For me, I saw Tom’s Seaver near no-hitter. I still hate Leron Lee! I tried to change my birthday by a day so I could share Bud Harrelson’s birthday of June 6. I proudly wore my Tom Seaver jersey and my camp nickname was “Seaver.” Those were the seeds of memories. Then in adulthood we enjoyed more games, both live and in person, and we learned more about the game, the players, coaches, announcers. Shea became part of us and for some of us we were able to share this passion with our our kids.
So how the Mets close our memories. Like “Losers!” If you were to plan an event just days after Yankee Stadium closed, wouldn’t you bust your butt to have your ceremony come close to it? You couldn’t match the names or the events of Yankee Stadium, but you could sure try on the presentation.
So what do the Mets do to close their stadium?
- Hold it after the final blown game, 30 minutes after Gary Cohen was forced to “throw it” from the press box to Maz in the parking lot! Classy! Maz was THE Mets. It’s like Michael Kay “throwing it” to Roy White at the Yankee Stadium bat. Not in a million years. And that is not even bashing the Mets for holding the ceremony after the game. Duke basketball holds Senior Day after their last home game. Maybe Coach K is a special assistant to the owners.
- Then, from Maz in the parking lot, its back to Howie Rose who apparently is NOT ON THE FIELD. Who planned this?
- Then, with the field lined with police and security and have seemingly hundreds milling about home plate, Howie starts by introducing longtime employees, Tommie Agee’s family, Bob Murphy’s wife and Ralph Kiner. Nice start. Except the event planners have them walk from behind home plate, along the stands behind all of the people milling about behind home plates to a chair in front of the Mets dugout. Invisible. Oh, the love of being a Mets VIP!

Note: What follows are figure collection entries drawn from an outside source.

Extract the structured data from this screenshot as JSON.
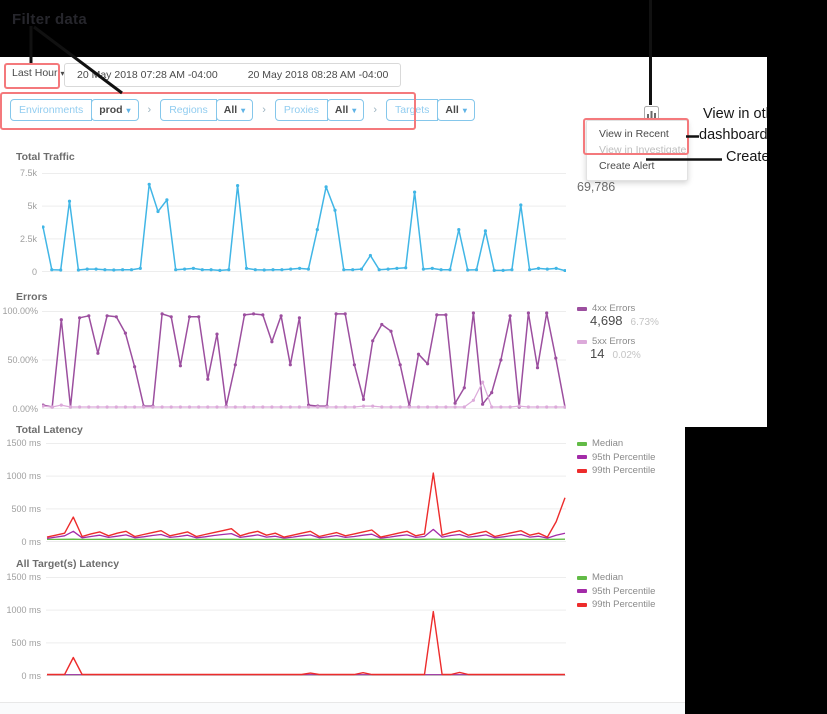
{
  "annotations": {
    "filter_data": "Filter data",
    "view_line1": "View in oth",
    "view_line2": "dashboard",
    "create_alert": "Create a"
  },
  "toolbar": {
    "time_range": "Last Hour",
    "caret": "▾",
    "date_start": "20 May 2018 07:28 AM -04:00",
    "date_end": "20 May 2018 08:28 AM -04:00"
  },
  "filters": {
    "separator": "›",
    "items": [
      {
        "label": "Environments",
        "value": "prod"
      },
      {
        "label": "Regions",
        "value": "All"
      },
      {
        "label": "Proxies",
        "value": "All"
      },
      {
        "label": "Targets",
        "value": "All"
      }
    ]
  },
  "menu": {
    "items": [
      {
        "label": "View in Recent"
      },
      {
        "label": "View in Investigate"
      },
      {
        "label": "Create Alert"
      }
    ]
  },
  "colors": {
    "callout_red": "#f4797c",
    "traffic_blue": "#41b6e6",
    "errors_4xx": "#9c4f9f",
    "errors_5xx": "#dcaada",
    "median_green": "#62bb46",
    "p95_purple": "#a32ba8",
    "p99_red": "#ed2c2c"
  },
  "chart_data": [
    {
      "type": "line",
      "title": "Total Traffic",
      "total": "69,786",
      "ymax": 7500,
      "yticks": [
        "7.5k",
        "5k",
        "2.5k",
        "0"
      ],
      "series": [
        {
          "name": "Traffic",
          "color": "#41b6e6",
          "markers": true,
          "width": 1.5,
          "values": [
            3400,
            100,
            80,
            5400,
            80,
            150,
            150,
            100,
            80,
            100,
            100,
            200,
            6700,
            4600,
            5500,
            100,
            150,
            200,
            100,
            100,
            50,
            100,
            6600,
            200,
            100,
            80,
            100,
            100,
            150,
            200,
            150,
            3200,
            6500,
            4700,
            100,
            100,
            150,
            1200,
            100,
            150,
            200,
            250,
            6100,
            150,
            200,
            100,
            100,
            3200,
            80,
            100,
            3100,
            50,
            50,
            100,
            5100,
            100,
            200,
            150,
            200,
            30
          ]
        }
      ]
    },
    {
      "type": "line",
      "title": "Errors",
      "ymax": 100,
      "yticks": [
        "100.00%",
        "50.00%",
        "0.00%"
      ],
      "series": [
        {
          "name": "4xx Errors",
          "color": "#9c4f9f",
          "markers": true,
          "width": 1.5,
          "count": "4,698",
          "pct": "6.73%",
          "values": [
            3,
            1,
            92,
            1,
            94,
            96,
            57,
            96,
            95,
            78,
            43,
            2,
            2,
            98,
            95,
            44,
            95,
            95,
            30,
            77,
            2,
            45,
            97,
            98,
            97,
            69,
            96,
            45,
            94,
            3,
            2,
            2,
            98,
            98,
            45,
            9,
            70,
            87,
            80,
            45,
            2,
            56,
            46,
            97,
            97,
            5,
            21,
            99,
            4,
            16,
            50,
            96,
            1,
            99,
            42,
            99,
            52,
            1
          ]
        },
        {
          "name": "5xx Errors",
          "color": "#dcaada",
          "markers": true,
          "width": 1.2,
          "count": "14",
          "pct": "0.02%",
          "values": [
            2,
            1,
            3,
            1,
            1,
            1,
            1,
            1,
            1,
            1,
            1,
            1,
            1,
            1,
            1,
            1,
            1,
            1,
            1,
            1,
            1,
            1,
            1,
            1,
            1,
            1,
            1,
            1,
            1,
            1,
            1,
            1,
            1,
            1,
            1,
            2,
            2,
            1,
            1,
            1,
            1,
            1,
            1,
            1,
            1,
            1,
            1,
            8,
            27,
            1,
            1,
            1,
            2,
            1,
            1,
            1,
            1,
            1
          ]
        }
      ]
    },
    {
      "type": "line",
      "title": "Total Latency",
      "ymax": 1500,
      "yticks": [
        "1500 ms",
        "1000 ms",
        "500 ms",
        "0 ms"
      ],
      "series": [
        {
          "name": "Median",
          "color": "#62bb46",
          "width": 1.3,
          "values": [
            25,
            25,
            26,
            28,
            24,
            25,
            26,
            25,
            25,
            27,
            24,
            26,
            25,
            27,
            25,
            26,
            25,
            24,
            26,
            25,
            27,
            26,
            25,
            26,
            25,
            25,
            26,
            24,
            25,
            26,
            27,
            25,
            25,
            26,
            25,
            26,
            25,
            27,
            24,
            25,
            26,
            25,
            25,
            26,
            30,
            25,
            26,
            27,
            25,
            26,
            25,
            24,
            26,
            25,
            26,
            25,
            26,
            24,
            26,
            28
          ]
        },
        {
          "name": "95th Percentile",
          "color": "#a32ba8",
          "width": 1.3,
          "values": [
            40,
            60,
            80,
            150,
            50,
            70,
            90,
            55,
            75,
            95,
            50,
            65,
            85,
            100,
            55,
            70,
            90,
            50,
            65,
            85,
            100,
            115,
            55,
            75,
            95,
            60,
            75,
            45,
            60,
            80,
            95,
            50,
            65,
            85,
            55,
            70,
            90,
            105,
            45,
            60,
            80,
            95,
            55,
            70,
            180,
            60,
            85,
            100,
            60,
            75,
            95,
            50,
            65,
            85,
            100,
            60,
            75,
            45,
            90,
            120
          ]
        },
        {
          "name": "99th Percentile",
          "color": "#ed2c2c",
          "width": 1.4,
          "values": [
            60,
            90,
            120,
            370,
            70,
            110,
            140,
            80,
            120,
            150,
            70,
            100,
            130,
            160,
            80,
            110,
            140,
            70,
            100,
            130,
            160,
            190,
            80,
            120,
            150,
            90,
            120,
            60,
            90,
            120,
            150,
            70,
            100,
            130,
            80,
            110,
            140,
            170,
            60,
            90,
            120,
            150,
            80,
            110,
            1050,
            90,
            130,
            160,
            90,
            120,
            150,
            70,
            100,
            130,
            160,
            90,
            120,
            60,
            300,
            670
          ]
        }
      ]
    },
    {
      "type": "line",
      "title": "All Target(s) Latency",
      "ymax": 1500,
      "yticks": [
        "1500 ms",
        "1000 ms",
        "500 ms",
        "0 ms"
      ],
      "series": [
        {
          "name": "Median",
          "color": "#62bb46",
          "width": 1.2,
          "values": [
            3,
            3,
            3,
            3,
            3,
            3,
            3,
            3,
            3,
            3,
            3,
            3,
            3,
            3,
            3,
            3,
            3,
            3,
            3,
            3,
            3,
            3,
            3,
            3,
            3,
            3,
            3,
            3,
            3,
            3,
            3,
            3,
            3,
            3,
            3,
            3,
            3,
            3,
            3,
            3,
            3,
            3,
            3,
            3,
            3,
            3,
            3,
            3,
            3,
            3,
            3,
            3,
            3,
            3,
            3,
            3,
            3,
            3,
            3,
            3
          ]
        },
        {
          "name": "95th Percentile",
          "color": "#a32ba8",
          "width": 1.2,
          "values": [
            5,
            5,
            5,
            5,
            5,
            5,
            5,
            5,
            5,
            5,
            5,
            5,
            5,
            5,
            5,
            5,
            5,
            5,
            5,
            5,
            5,
            5,
            5,
            5,
            5,
            5,
            5,
            5,
            5,
            5,
            5,
            5,
            5,
            5,
            5,
            5,
            5,
            5,
            5,
            5,
            5,
            5,
            5,
            5,
            5,
            5,
            5,
            5,
            5,
            5,
            5,
            5,
            5,
            5,
            5,
            5,
            5,
            5,
            5,
            5
          ]
        },
        {
          "name": "99th Percentile",
          "color": "#ed2c2c",
          "width": 1.4,
          "values": [
            8,
            8,
            8,
            270,
            8,
            8,
            8,
            8,
            8,
            8,
            8,
            8,
            8,
            8,
            8,
            8,
            8,
            8,
            8,
            8,
            8,
            8,
            8,
            8,
            8,
            8,
            8,
            8,
            8,
            8,
            30,
            8,
            8,
            8,
            8,
            8,
            35,
            8,
            8,
            8,
            8,
            8,
            8,
            8,
            980,
            8,
            8,
            40,
            8,
            8,
            8,
            8,
            8,
            8,
            8,
            8,
            8,
            8,
            8,
            8
          ]
        }
      ]
    }
  ]
}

- Now here come the players. First those who couldn’t be here. OK. But where was Ray Knight and how could he not be there? Bobby Valentine? How about those who passed away? We couldn’t have spared a moment of silence for those Mets?
- Then the players we all have memories of. Howie introduces them with a short and eloquent into and they come in from either bullpen and disappear behind the wall of cops. Why not have them walk straight from the outfield to their designated position along the infield so we could really see them, cheer them one last time and let the memories flood our minds. Must have been because the outfield was reserved for cardboard displays no one could see. Who planned this?
- The jerseys for each era was a nice touch, but did anyone ask for measurements of chest and waist sizes and then maybe add an inch or two. To say some of the jerseys were ill-fitting was an understatement. Who planned this?
- Then they made Howie rush through the intros. My goodness, Mets heroes at Shea for one final time and all we can get is a minute or two of cheers? “Welcome Back Doc Gooden!” OK. Now onto the next guy. Drugs or no drugs, I have the right to fondly remember those days of Ks. This was MY stadium. MY memories. Why the rush? Who planned this?
- Then let’s have each player touch home plate. Nice touch. Except couldn’t the organizers have allowed Howie to introduce each player again as he moved to the plate? One last ovation. And what about the pitchers? Guess Shea didn’t have a mound! And where did all of the players go after touching home plate?
- Piazza and Seaver leaving together was AWESOME. Couldn’t the other players gone out that same way before the final two to a thunderous ovation with Seaver and Piazza last?
And if you didn’t think the ceremony was important, ask Hernandez and Darling. They were caught up in the same emotion we all were. Like the place, hate the place. It’s our Shea. Our memories. The Mets failed miserably.